En réalité, Mitterrand n’a pas pu cacher la terrible nouvelle à Anne. Mais il a commis l’imprudence de s’en ouvrir à d’autres. André Rousselet, son directeur de cabinet, Pierre Bérégovoy, son secrétaire général, Jacques Attali, son conseiller spécial, Pierre Mauroy, son Premier ministre et… Grossouvre. Un jour que celui-ci est monté le voir, Mitterrand a ouvert la porte de sa chambre, dans ses appartements privés à l’Élysée, et montré une table de chevet couverte de petites fioles. « Voilà où j’en suis, François. J’ai un pépin de santé. Je viens d’être élu et je vais mourir ! »
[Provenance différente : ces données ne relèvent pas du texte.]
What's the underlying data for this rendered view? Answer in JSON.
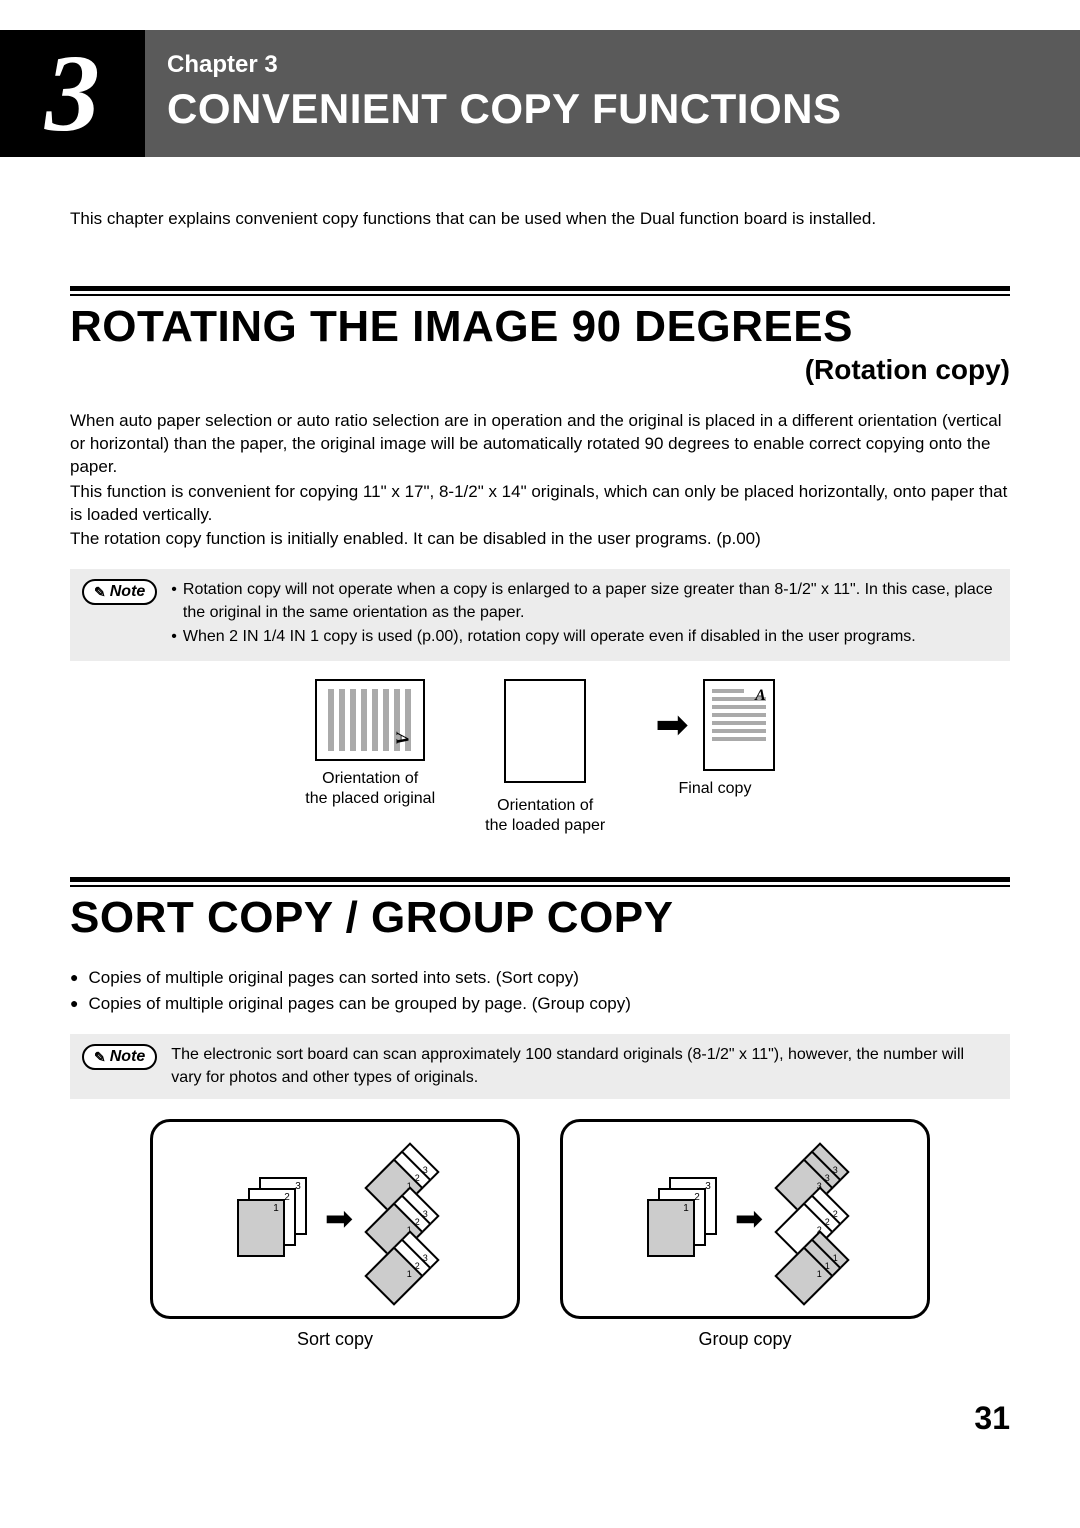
{
  "header": {
    "chapter_number": "3",
    "chapter_label": "Chapter 3",
    "chapter_title": "CONVENIENT COPY FUNCTIONS"
  },
  "intro": "This chapter explains convenient copy functions that can be used when the Dual function board is installed.",
  "section1": {
    "title": "ROTATING THE IMAGE 90 DEGREES",
    "subtitle": "(Rotation copy)",
    "paragraphs": [
      "When auto paper selection or auto ratio selection are in operation and the original is placed in a different orientation (vertical or horizontal) than the paper, the original image will be automatically rotated 90 degrees to enable correct copying onto the paper.",
      "This function is convenient for copying 11\" x 17\", 8-1/2\" x 14\" originals, which can only be placed horizontally, onto paper that is loaded vertically.",
      "The rotation copy function is initially enabled. It can be disabled in the user programs. (p.00)"
    ],
    "note_label": "Note",
    "notes": [
      "Rotation copy will not operate when a copy is enlarged to a paper size greater than 8-1/2\" x 11\". In this case, place the original in the same orientation as the paper.",
      "When 2 IN 1/4 IN 1 copy is used (p.00), rotation copy will operate even if disabled in the user programs."
    ],
    "diagram": {
      "label1": "Orientation of\nthe placed original",
      "label2": "Orientation of\nthe loaded paper",
      "label3": "Final copy"
    }
  },
  "section2": {
    "title": "SORT COPY / GROUP COPY",
    "bullets": [
      "Copies of multiple original pages can sorted into sets. (Sort copy)",
      "Copies of multiple original pages can be grouped by page. (Group copy)"
    ],
    "note_label": "Note",
    "note_text": "The electronic sort board can scan approximately 100 standard originals (8-1/2\" x 11\"), however, the number will vary for photos and other types of originals.",
    "sort_label": "Sort copy",
    "group_label": "Group copy",
    "colors": {
      "shaded": "#cccccc",
      "frame": "#000000",
      "note_bg": "#ececec"
    }
  },
  "page_number": "31"
}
Mais maintenant que le choc est passé, il voudrait bien que tout cela soit oublié. Est-ce parce qu’il se ment à lui-même ou parce qu’il refuse que ses intimes le croient affaibli, il a juré à Rousselet, à Bérégovoy et même à Grossouvre qu’il avait eu peur pour rien. « Les médecins ont fait une erreur de diagnostic », ment-il avec aplomb. Jacques Attali, dans ses notes, a écrit au mois de décembre 1981 : « Le Président me dit qu’il a un cancer et qu’il est condamné. » Quelques jours plus tard, il se reprend : « Le Président me dit : "Les médecins sont des imbéciles, ils se sont trompés. Je n’ai pas de cancer." » Dans quelques semaines, à le voir si vaillant, ils auront tous oublié.

Mais Mitterrand a gardé la hantise qu’un malaise le prenne lors d’un voyage officiel, d’une réception, d’un entretien à l’étranger. Il lui faut une équipe pour empêcher toute fuite sur sa santé. Les fausses bombes de Grossouvre sont donc une aubaine. Et comme ce dernier a suggéré le nom de Christian Prouteau, le président a donné son accord.